A week earlier, the sitting CEO Derek McGrath, who had overseen the €81m redevelopment, announced he was leaving at the end of the season.
Walsh, who made is comments on RTE TV, said that the Curragh is competing with other events like Slane and Electric Picnic to attract people and needed to offer a better service to patrons.
Many people who attended Derby Day last month were disappointed with the length of queues for bars and toilets and there was also concerns about the lower than expected crowd for the 3-day Festival.
The Curragh insisted that a number of teething issues had been highlighted and that it would act on the feedback of patrons to improve customer experience at future meetings.
Walsh said: "To be blunt about it, it suffers from delusions of grandeur. It thinks it's better than it actually is and that people will just come here - they won't. You've got to get the public to come."
He added: "There are no many things now - outdoor concerts whether it's Slane or Electric Picnic, the rugby has come to the fore for people to spend their money.

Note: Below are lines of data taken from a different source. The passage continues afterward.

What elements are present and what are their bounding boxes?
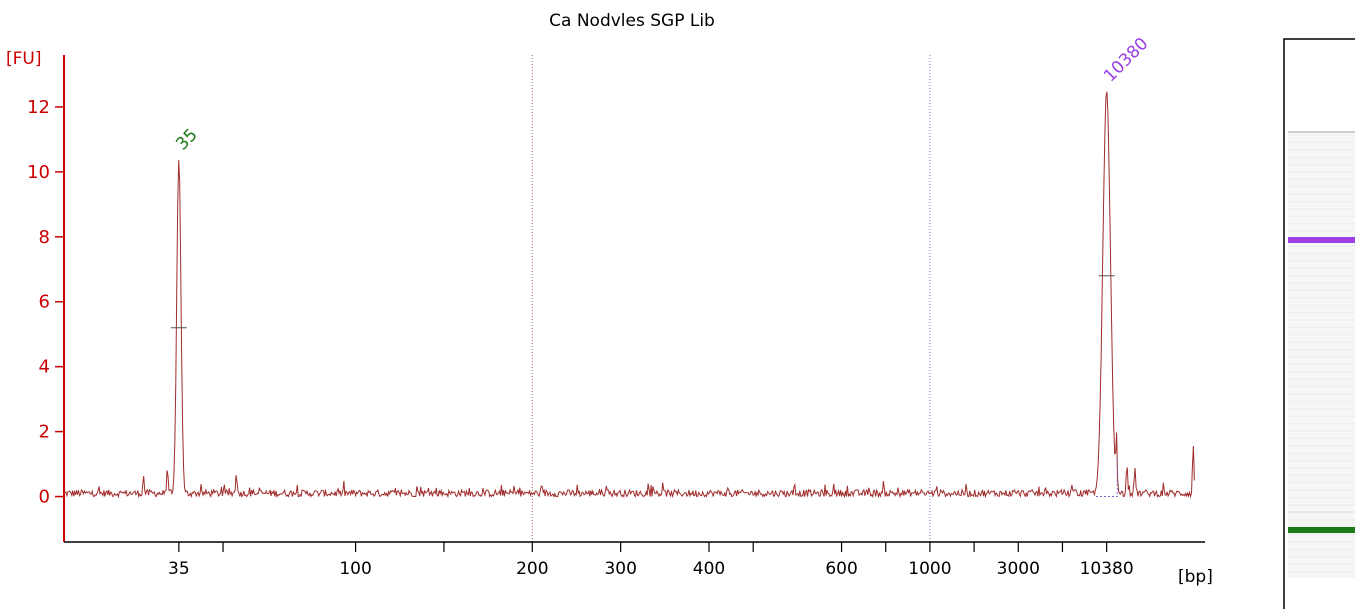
series-trace: [63, 91, 1195, 499]
gel-band-upper: [1288, 237, 1355, 243]
gel-lane: [1283, 38, 1355, 609]
x-tick-label: 300: [604, 559, 636, 579]
gel-band-lower: [1288, 527, 1355, 533]
y-tick-label: 10: [27, 162, 50, 183]
x-tick-label: 400: [693, 559, 725, 579]
x-tick-label: 10380: [1080, 559, 1134, 579]
y-tick-label: 6: [39, 292, 50, 313]
x-tick-label: 35: [168, 559, 190, 579]
x-tick-label: 3000: [997, 559, 1040, 579]
x-axis-label: [bp]: [1178, 567, 1213, 587]
x-tick-label: 600: [825, 559, 857, 579]
gel-lane-body: [1288, 132, 1355, 578]
gel-frame: [1283, 38, 1355, 609]
y-tick-label: 4: [39, 357, 50, 378]
x-tick-label: 1000: [908, 559, 951, 579]
peak-baseline: [1096, 457, 1118, 498]
x-tick-label: 200: [516, 559, 548, 579]
y-axis-label: [FU]: [6, 49, 42, 69]
y-tick-label: 2: [39, 422, 50, 443]
peak-label: 35: [172, 125, 201, 154]
x-tick-label: 100: [339, 559, 371, 579]
plot-area: 0 2 4 6 8 10 12 35 100 200 300 400 600 1000 3000 10380 3…: [27, 34, 1205, 579]
peak-label: 10380: [1100, 34, 1152, 86]
y-tick-label: 8: [39, 227, 50, 248]
y-tick-label: 0: [39, 487, 50, 508]
chart-title: Ca Nodvles SGP Lib: [549, 11, 715, 31]
y-tick-label: 12: [27, 97, 50, 118]
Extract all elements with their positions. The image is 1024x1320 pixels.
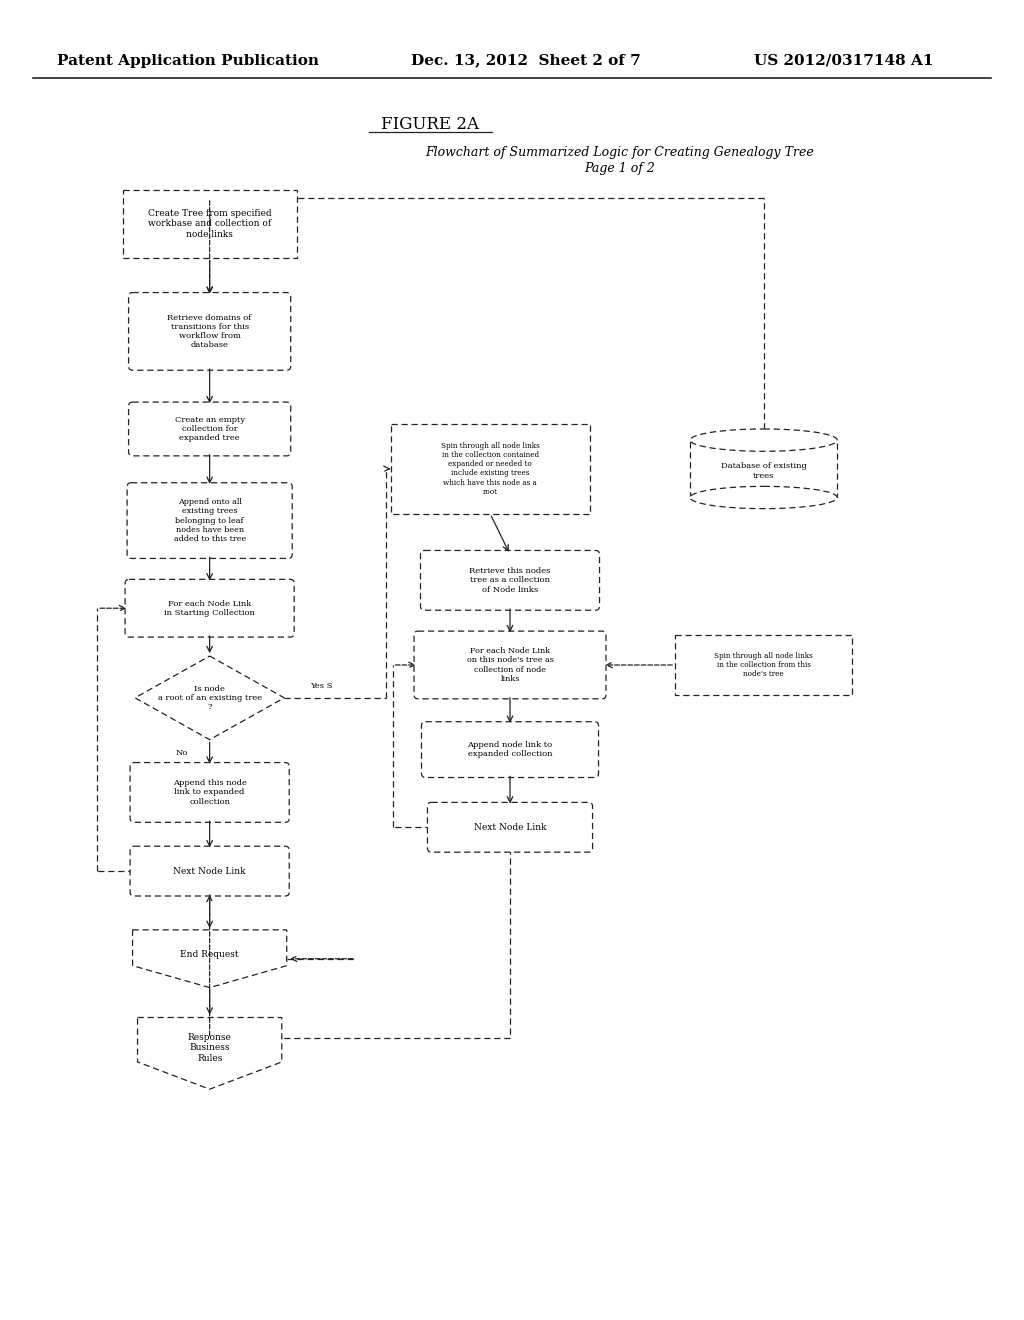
Text: Patent Application Publication: Patent Application Publication [57, 54, 319, 67]
Text: No: No [175, 748, 188, 756]
FancyBboxPatch shape [421, 550, 599, 610]
FancyBboxPatch shape [130, 763, 289, 822]
Text: Create Tree from specified
workbase and collection of
node links: Create Tree from specified workbase and … [147, 209, 271, 239]
FancyBboxPatch shape [130, 846, 289, 896]
Bar [123, 190, 297, 257]
Text: Append node link to
expanded collection: Append node link to expanded collection [467, 741, 553, 758]
Polygon shape [135, 656, 285, 739]
Text: Page 1 of 2: Page 1 of 2 [584, 161, 655, 174]
Text: US 2012/0317148 A1: US 2012/0317148 A1 [754, 54, 933, 67]
Text: For each Node Link
in Starting Collection: For each Node Link in Starting Collectio… [164, 599, 255, 616]
FancyBboxPatch shape [127, 483, 292, 558]
Text: Is node
a root of an existing tree
?: Is node a root of an existing tree ? [158, 685, 262, 711]
Text: Next Node Link: Next Node Link [173, 867, 246, 875]
Text: Retrieve this nodes
tree as a collection
of Node links: Retrieve this nodes tree as a collection… [469, 568, 551, 594]
Text: Append onto all
existing trees
belonging to leaf
nodes have been
added to this t: Append onto all existing trees belonging… [173, 498, 246, 543]
Text: Create an empty
collection for
expanded tree: Create an empty collection for expanded … [174, 416, 245, 442]
FancyBboxPatch shape [422, 722, 598, 777]
Text: Response
Business
Rules: Response Business Rules [187, 1034, 231, 1063]
FancyBboxPatch shape [427, 803, 593, 853]
Text: Next Node Link: Next Node Link [474, 822, 546, 832]
FancyBboxPatch shape [125, 579, 294, 638]
Bar [391, 424, 590, 513]
Bar [690, 440, 838, 498]
Text: Append this node
link to expanded
collection: Append this node link to expanded collec… [173, 779, 247, 805]
Bar [675, 635, 852, 694]
Ellipse shape [690, 429, 838, 451]
FancyBboxPatch shape [129, 293, 291, 370]
Ellipse shape [690, 486, 838, 508]
Text: Retrieve domains of
transitions for this
workflow from
database: Retrieve domains of transitions for this… [168, 314, 252, 350]
Text: Yes S: Yes S [310, 682, 333, 690]
FancyBboxPatch shape [129, 403, 291, 455]
Text: Spin through all node links
in the collection from this
node's tree: Spin through all node links in the colle… [715, 652, 813, 678]
Text: For each Node Link
on this node's tree as
collection of node
links: For each Node Link on this node's tree a… [467, 647, 553, 682]
Text: Flowchart of Summarized Logic for Creating Genealogy Tree: Flowchart of Summarized Logic for Creati… [425, 145, 814, 158]
Polygon shape [132, 929, 287, 987]
Text: End Request: End Request [180, 950, 239, 958]
Polygon shape [137, 1018, 282, 1089]
FancyBboxPatch shape [414, 631, 606, 698]
Text: Database of existing
trees: Database of existing trees [721, 462, 807, 479]
Text: Dec. 13, 2012  Sheet 2 of 7: Dec. 13, 2012 Sheet 2 of 7 [411, 54, 640, 67]
Text: FIGURE 2A: FIGURE 2A [382, 116, 479, 133]
Text: Spin through all node links
in the collection contained
expanded or needed to
in: Spin through all node links in the colle… [440, 442, 540, 496]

"Whoever was in charge of getting that crowd here missed out completely and when they did come to the Curragh they didn't look after them and they won't be back too soon.
"People went away from here with a bad impression, and that's the wrong thing to do."
Racing pundit Jane Mangan, who joined Walsh on RTE's coverage presented by Hugh Cahill at the Curragh, hailed the new grandstand as 'magnificent' architecturally and visually - but said that general admission ticket holders should have access to the first and second levels and not just the first level.
"Open up the second level and there are several bar, restaurant and toilet facilities which would have helped alleviate the problem that we had on Derby Day," she said.
Walsh added: "The Curragh is a bit like, you know when you go into a place and you say: 'I don't think I'm wanted here' because it's a bit stuffy and uncomfortable - this place suffers from that.
"I always felt that this place was uppercrust, like 'Upstairs Downstairs'.
But he added: "This has been going on for 30 years.
"The ethos is wrong here and unless they change that, they still won't get people to come."
The next meetings at the Curragh are the Curragh Sounds events on consecutive Friday evenings beginning on Friday, August 9.